Javascript transform a WEBTT file into a json

1.2k Views Asked by At

File .vtt:

WEBVTT

00:00:00.039 --> 00:00:25.968
VINCENZO Cassano!

00:00:26.044 --> 00:00:26.961
Damn it.

00:01:23.434 --> 00:01:24.894
Mr. Vincenzo Cassano.

00:01:24.978 --> 00:01:27.814
You're under arrest
for the murder of Mr. Oh Jeong-bae.

00:01:43.913 --> 00:01:44.956
Hands up,

00:01:45.540 --> 00:01:46.708
or I'll fire.

00:01:51.504 --> 00:01:52.964
I didn't do it.

Transformed into json:

[
   {
      "from":"00:00:00.039",
      "to":"00:00:25.968",
      "timeString":"00:00:00.039 --> 00:00:25.968",
      "text":"VINCENZO Cassano!"
   },
....,
   {
      "from":"00:01:24.978",
      "to":"00:01:27.814",
      "timeString":"00:01:24.978 --> 00:01:27.814",
      "text":"You're under arrest\nfor the murder of Mr. Oh Jeong-bae."<- Multi line,i assume it's a \n??
   }
]

Result: enter image description here

I have a .vtt file, for subtitles, I have to make sure to create a json array as seen above, also considering the multi line.

I wrote this, which should remove the leading WEBVTT and the double spaces, but I can't remove the leading space as seen in the image below, index 0(maybe this problem I managed to fix it by adding .replace('\n', ''))
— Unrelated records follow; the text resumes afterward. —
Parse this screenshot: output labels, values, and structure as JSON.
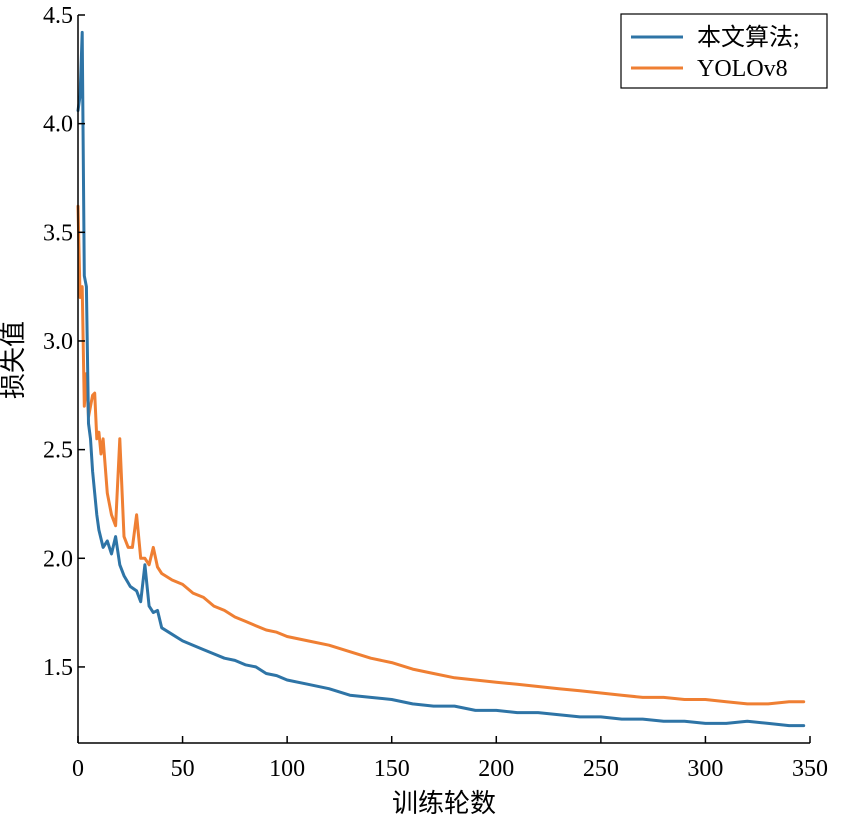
{
  "chart_data": {
    "type": "line",
    "title": "",
    "xlabel": "训练轮数",
    "ylabel": "损失值",
    "xlim": [
      0,
      350
    ],
    "ylim": [
      1.15,
      4.5
    ],
    "xticks": [
      0,
      50,
      100,
      150,
      200,
      250,
      300,
      350
    ],
    "yticks": [
      1.5,
      2.0,
      2.5,
      3.0,
      3.5,
      4.0,
      4.5
    ],
    "xtick_labels": [
      "0",
      "50",
      "100",
      "150",
      "200",
      "250",
      "300",
      "350"
    ],
    "ytick_labels": [
      "1.5",
      "2.0",
      "2.5",
      "3.0",
      "3.5",
      "4.0",
      "4.5"
    ],
    "grid": false,
    "legend_position": "top-right",
    "series": [
      {
        "name": "本文算法;",
        "color": "#2e74a6",
        "x": [
          0,
          1,
          2,
          3,
          4,
          5,
          6,
          7,
          8,
          9,
          10,
          12,
          14,
          16,
          18,
          20,
          22,
          25,
          28,
          30,
          32,
          34,
          36,
          38,
          40,
          45,
          50,
          55,
          60,
          65,
          70,
          75,
          80,
          85,
          90,
          95,
          100,
          110,
          120,
          130,
          140,
          150,
          160,
          170,
          180,
          190,
          200,
          210,
          220,
          230,
          240,
          250,
          260,
          270,
          280,
          290,
          300,
          310,
          320,
          330,
          340,
          347
        ],
        "y": [
          4.06,
          4.13,
          4.42,
          3.3,
          3.25,
          2.62,
          2.55,
          2.4,
          2.3,
          2.2,
          2.13,
          2.05,
          2.08,
          2.02,
          2.1,
          1.97,
          1.92,
          1.87,
          1.85,
          1.8,
          1.97,
          1.78,
          1.75,
          1.76,
          1.68,
          1.65,
          1.62,
          1.6,
          1.58,
          1.56,
          1.54,
          1.53,
          1.51,
          1.5,
          1.47,
          1.46,
          1.44,
          1.42,
          1.4,
          1.37,
          1.36,
          1.35,
          1.33,
          1.32,
          1.32,
          1.3,
          1.3,
          1.29,
          1.29,
          1.28,
          1.27,
          1.27,
          1.26,
          1.26,
          1.25,
          1.25,
          1.24,
          1.24,
          1.25,
          1.24,
          1.23,
          1.23
        ]
      },
      {
        "name": "YOLOv8",
        "color": "#ef7f33",
        "x": [
          0,
          1,
          2,
          3,
          4,
          5,
          6,
          7,
          8,
          9,
          10,
          11,
          12,
          14,
          16,
          18,
          20,
          22,
          24,
          26,
          28,
          30,
          32,
          34,
          36,
          38,
          40,
          45,
          50,
          55,
          60,
          65,
          70,
          75,
          80,
          85,
          90,
          95,
          100,
          110,
          120,
          130,
          140,
          150,
          160,
          170,
          180,
          190,
          200,
          210,
          220,
          230,
          240,
          250,
          260,
          270,
          280,
          290,
          300,
          310,
          320,
          330,
          340,
          347
        ],
        "y": [
          3.62,
          3.2,
          3.25,
          2.7,
          2.85,
          2.65,
          2.7,
          2.75,
          2.76,
          2.55,
          2.58,
          2.48,
          2.55,
          2.3,
          2.2,
          2.15,
          2.55,
          2.1,
          2.05,
          2.05,
          2.2,
          2.0,
          2.0,
          1.97,
          2.05,
          1.96,
          1.93,
          1.9,
          1.88,
          1.84,
          1.82,
          1.78,
          1.76,
          1.73,
          1.71,
          1.69,
          1.67,
          1.66,
          1.64,
          1.62,
          1.6,
          1.57,
          1.54,
          1.52,
          1.49,
          1.47,
          1.45,
          1.44,
          1.43,
          1.42,
          1.41,
          1.4,
          1.39,
          1.38,
          1.37,
          1.36,
          1.36,
          1.35,
          1.35,
          1.34,
          1.33,
          1.33,
          1.34,
          1.34
        ]
      }
    ]
  }
}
const v = enc.decode(text).replace('WEBVTT', '').replace(/[\r\n]{2,}/g, '\n').replace('\n', '');
const lines = v.split('\n');
lines.map((el, i) => console.log(`${i} - ${el}`));

const test = new RegExp('\\b(\\d{2}:\\d{2}:\\d{2})\\.(\\d{3})\\b').test(el);
<-- expression to check if the string is of the type 00:00:00.039

enter image description here

Can you give me a hand?

1

There are 1 best solutions below

0
On

Might I suggest SRT/VTT Parser? It's output would get you part way there and then you just have to do a little reformatting within your code.

You could also have a look at this answer, which uses another paser, Node VTT.